SU

featured
Paylaş

Bu Yazıyı Paylaş

veya linki kopyala

Haravil ve Mengene dağının dorukları aylarca toz boranla savrulup, metrelerce karın altında gökyüzüyle bir olduktan sonra, gecikmiş bir baharın ilk güneşiyle erimeye başlamıştı. Zap vadisine en yakın yerlerde, kardelenlerin arasından sızmaya başlayan sular; meşe ağaçlarının arasından, yeni yeni yeşermiş çimenliklerin diplerinden, nihayet Zap’ın kollarına ulaşıyordu. Kış boyu üzeri buzla kaplı nehir yatağı, birleştiği her dereyle, yamaçlardan koynuna süzülen sularla çağlayıp, taşların, koyakların arasından akmaya başlamıştı. Binlerce yılık alışkanlıkla, sınırsız, duraksız bir pervasızlıkla, köylerin, kasabaların arasından, önce başka bir nehrin kollarına bırakacak kendini, ardından bir denizin bağrına akacaktı.
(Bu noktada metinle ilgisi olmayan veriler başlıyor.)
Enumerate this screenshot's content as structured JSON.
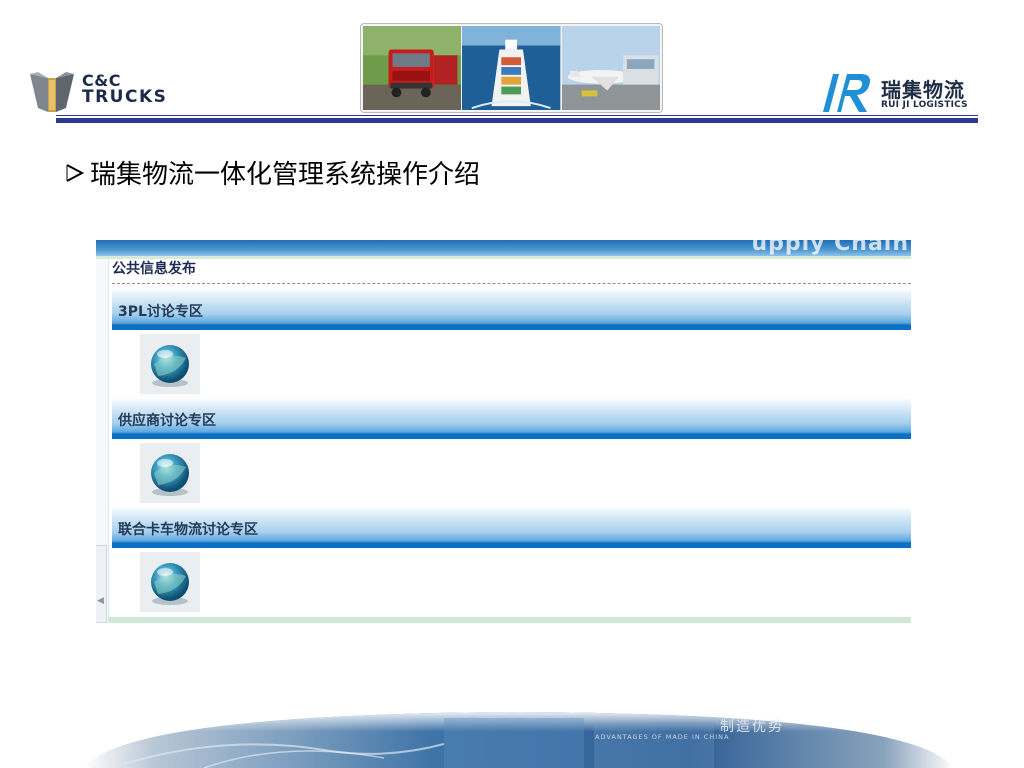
{
  "header": {
    "left_logo": {
      "line1": "C&C",
      "line2": "TRUCKS",
      "icon": "cc-trucks-logo-icon"
    },
    "banner": {
      "panels": [
        "truck-photo",
        "container-ship-photo",
        "airplane-photo"
      ]
    },
    "right_logo": {
      "cn_name": "瑞集物流",
      "en_name": "RUI JI LOGISTICS",
      "icon": "rj-logo-icon"
    },
    "colors": {
      "rule": "#2d3a8c"
    }
  },
  "slide": {
    "title": "瑞集物流一体化管理系统操作介绍",
    "bullet_icon": "arrow-bullet-icon"
  },
  "screenshot": {
    "top_banner_text": "upply Chain",
    "public_info_label": "公共信息发布",
    "sections": [
      {
        "label": "3PL讨论专区",
        "icon": "forum-globe-icon"
      },
      {
        "label": "供应商讨论专区",
        "icon": "forum-globe-icon"
      },
      {
        "label": "联合卡车物流讨论专区",
        "icon": "forum-globe-icon"
      }
    ],
    "colors": {
      "bar_dark": "#0b6fc4",
      "bar_light": "#a7d0ee"
    }
  },
  "footer": {
    "cn_text": "制造优势",
    "en_text": "ADVANTAGES OF MADE IN CHINA"
  }
}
Sara, gecenin en kuytu saatini bekledi, uyumadan. Köyde sesler kesilmişti epeydir. Avluya çıktığında parlak bir ay ışıldıyordu gökyüzünde. Sessizce, çıplak ayaklarıyla taşların üzerinden sekerek kilisenin kapısına kadar ilerledi. Büyük işlemeli kapıyı, içeri girebileceği kadar aralayıp, bir gölge gibi süzüldü yüksek tavanlı sahanlığa. Kapıyı tekrar kapattığında, bir an zifiri bir karanlıkta kaldı öylece. Pencerelerin kapalı pervazlarından içeri ay ışığı sızmıyordu. Bir süre öylece dikildi kapının önünde, sonra yavaş yavaş gözleri karanlığa alıştı, el yordamıyla ceviz ağacından yapılmış dolaba kadar ilerledi. Dolabın üzerindeki kandili yakınca, kilisenin içi mavimsi bir aydınlığa büründü. Ceviz dolabın sol tarafındaki kapağı usulca açtı, gündüzden içine bıraktığı bohçayı çıkarıp, dolabın kapağını tekrar sessizce kapattı. Bir eliyle bohçayı, diğer eliyle kandili kavrayıp vaftiz sunağının olduğu ön bölüme doğru tahta sıraların arasından yavaşça yürüdü.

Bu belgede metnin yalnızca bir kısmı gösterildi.